There are various differences between these levels of security. Both PKI and SSL can be used to protect session information but how they do so differs. A PKI is more difficult to implement, but the result is a more useful and flexible security infrastructure.
SSL only uses a single key pair for its authenticity. So, for example, the sender encrypts a message for the receiver using the receivers's public key, and signs the message using their own private key. The receiver then decrypts the message with their own private key, and retrieves the sender's public key to verify the message. Using only one key pair reduces the complexity of the system, but it greatly enhances the opportunity for the keys to be compromised. Another drawback is the inflexibility of the SSL architecture. It cannot be used to protect files, folders, or email messages. It can be used in conjunction with other types of security options such as shared secrets, PINs, WACs, etc.
Whether or not to use SSL or PKI is fundamentally a business decision based on the needs and risk assessment of the organization. It is entirely conceivable that an organization will choose a combination of security protocols for different aspects of its business. For more information on choosing the right solution, please contact your IT Security Officer.
Frequent transactions with the federal government involving confidential or sensitive information could warrant the use of PKI. Those businesses or individuals who interact with the government could regularly save time and money by not having to continually reauthenticate themselves to government. A certificate would assure both parties that each was who they claimed to be, thus avoiding the need to re-authenticate each other by re-keying historical information every time a transaction was initiated. PKI could save the federal government money if each program conducting Electronic Commerce / Electronic Service Delivery could share the cost of authenticating common clients.

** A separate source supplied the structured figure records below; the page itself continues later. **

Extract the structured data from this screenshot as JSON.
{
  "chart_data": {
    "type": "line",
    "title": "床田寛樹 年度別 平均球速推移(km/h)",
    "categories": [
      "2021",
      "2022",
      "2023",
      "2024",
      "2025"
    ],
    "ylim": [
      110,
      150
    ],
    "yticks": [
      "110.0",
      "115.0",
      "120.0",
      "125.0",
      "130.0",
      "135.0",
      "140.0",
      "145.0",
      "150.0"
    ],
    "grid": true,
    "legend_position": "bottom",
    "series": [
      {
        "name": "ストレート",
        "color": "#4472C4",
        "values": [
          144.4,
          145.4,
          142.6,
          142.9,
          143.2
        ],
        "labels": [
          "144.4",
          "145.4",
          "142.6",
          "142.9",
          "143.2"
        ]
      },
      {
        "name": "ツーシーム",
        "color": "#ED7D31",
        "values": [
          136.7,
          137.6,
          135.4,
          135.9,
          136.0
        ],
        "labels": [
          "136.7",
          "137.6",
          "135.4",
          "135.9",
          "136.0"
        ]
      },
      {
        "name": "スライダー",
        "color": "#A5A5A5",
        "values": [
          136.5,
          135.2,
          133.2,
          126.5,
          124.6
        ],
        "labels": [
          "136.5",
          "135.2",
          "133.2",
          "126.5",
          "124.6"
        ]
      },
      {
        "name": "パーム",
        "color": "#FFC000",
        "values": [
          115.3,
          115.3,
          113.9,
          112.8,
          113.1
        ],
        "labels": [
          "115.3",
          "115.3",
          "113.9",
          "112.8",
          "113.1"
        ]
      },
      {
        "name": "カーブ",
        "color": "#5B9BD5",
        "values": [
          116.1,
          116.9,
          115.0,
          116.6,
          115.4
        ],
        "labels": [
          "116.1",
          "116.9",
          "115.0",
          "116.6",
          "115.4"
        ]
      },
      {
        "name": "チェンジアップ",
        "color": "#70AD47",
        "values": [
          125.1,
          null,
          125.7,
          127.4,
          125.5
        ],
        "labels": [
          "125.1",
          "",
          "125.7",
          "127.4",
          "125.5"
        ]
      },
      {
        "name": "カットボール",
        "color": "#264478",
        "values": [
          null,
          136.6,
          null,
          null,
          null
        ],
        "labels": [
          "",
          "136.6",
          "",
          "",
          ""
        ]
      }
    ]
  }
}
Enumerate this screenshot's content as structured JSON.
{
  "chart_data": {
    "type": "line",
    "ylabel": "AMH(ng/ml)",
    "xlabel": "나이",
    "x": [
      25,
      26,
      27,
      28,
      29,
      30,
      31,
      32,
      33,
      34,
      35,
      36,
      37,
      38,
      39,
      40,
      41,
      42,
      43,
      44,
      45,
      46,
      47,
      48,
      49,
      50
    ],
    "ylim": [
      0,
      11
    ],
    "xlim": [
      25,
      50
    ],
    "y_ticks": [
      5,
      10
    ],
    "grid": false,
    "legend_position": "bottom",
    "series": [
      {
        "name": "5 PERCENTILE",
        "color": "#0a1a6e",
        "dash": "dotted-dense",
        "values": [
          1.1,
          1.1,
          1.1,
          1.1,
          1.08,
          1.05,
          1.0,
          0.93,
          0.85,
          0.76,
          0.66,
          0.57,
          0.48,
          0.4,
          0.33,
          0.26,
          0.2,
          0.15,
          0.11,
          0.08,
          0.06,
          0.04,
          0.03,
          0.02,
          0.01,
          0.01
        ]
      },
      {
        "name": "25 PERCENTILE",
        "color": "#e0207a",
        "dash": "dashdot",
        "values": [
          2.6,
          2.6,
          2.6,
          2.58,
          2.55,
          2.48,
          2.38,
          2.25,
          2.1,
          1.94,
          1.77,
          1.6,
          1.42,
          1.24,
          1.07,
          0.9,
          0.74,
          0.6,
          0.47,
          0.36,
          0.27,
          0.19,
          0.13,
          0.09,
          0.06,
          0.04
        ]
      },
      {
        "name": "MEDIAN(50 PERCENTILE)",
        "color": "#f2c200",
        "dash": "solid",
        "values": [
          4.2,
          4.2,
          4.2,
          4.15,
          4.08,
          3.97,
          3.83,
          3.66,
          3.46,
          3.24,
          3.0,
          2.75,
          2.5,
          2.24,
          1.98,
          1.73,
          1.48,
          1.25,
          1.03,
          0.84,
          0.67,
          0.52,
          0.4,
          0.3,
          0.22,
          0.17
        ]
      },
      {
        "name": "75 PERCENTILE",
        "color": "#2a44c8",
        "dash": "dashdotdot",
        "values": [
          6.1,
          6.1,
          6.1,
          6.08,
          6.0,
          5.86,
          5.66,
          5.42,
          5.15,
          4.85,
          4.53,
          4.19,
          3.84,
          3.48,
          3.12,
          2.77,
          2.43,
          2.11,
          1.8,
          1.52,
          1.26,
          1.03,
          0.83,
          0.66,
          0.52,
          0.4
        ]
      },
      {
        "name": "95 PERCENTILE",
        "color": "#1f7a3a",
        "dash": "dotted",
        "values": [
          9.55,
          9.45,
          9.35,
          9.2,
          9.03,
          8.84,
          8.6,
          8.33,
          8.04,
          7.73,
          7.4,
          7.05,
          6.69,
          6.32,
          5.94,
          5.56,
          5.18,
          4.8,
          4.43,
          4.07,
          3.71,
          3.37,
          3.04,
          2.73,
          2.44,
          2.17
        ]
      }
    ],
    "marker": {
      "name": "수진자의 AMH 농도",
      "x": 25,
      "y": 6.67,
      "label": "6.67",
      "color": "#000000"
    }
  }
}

Currently, the business case for providing PKI on a large scale is under consideration by the federal government. The CCRA is providing input into this process.
The Government of Canada PKI is the infrastructure that integrates other technologies (i.e., Electronic Authorization and Authentication, smart cards, etc.) into a seamless solution for secure departmental information management and electronic commerce (whether internal or external to government). The Government of Canada PKI will provide a uniform key management and key certification process for confidentiality and digital signatures across the government. PKI enables an organization to effectively manage large volumes of digital signatures.
The Policy Management Authority (PMA) is an interdepartmental committee chaired by the Treasury Board Secretariat. It will approve the policies and practices that Certificate Authorities use in issuing certificates. Currently some departments and agencies are using PKI technology and establishing certification authorities to support electronic commerce and security applications.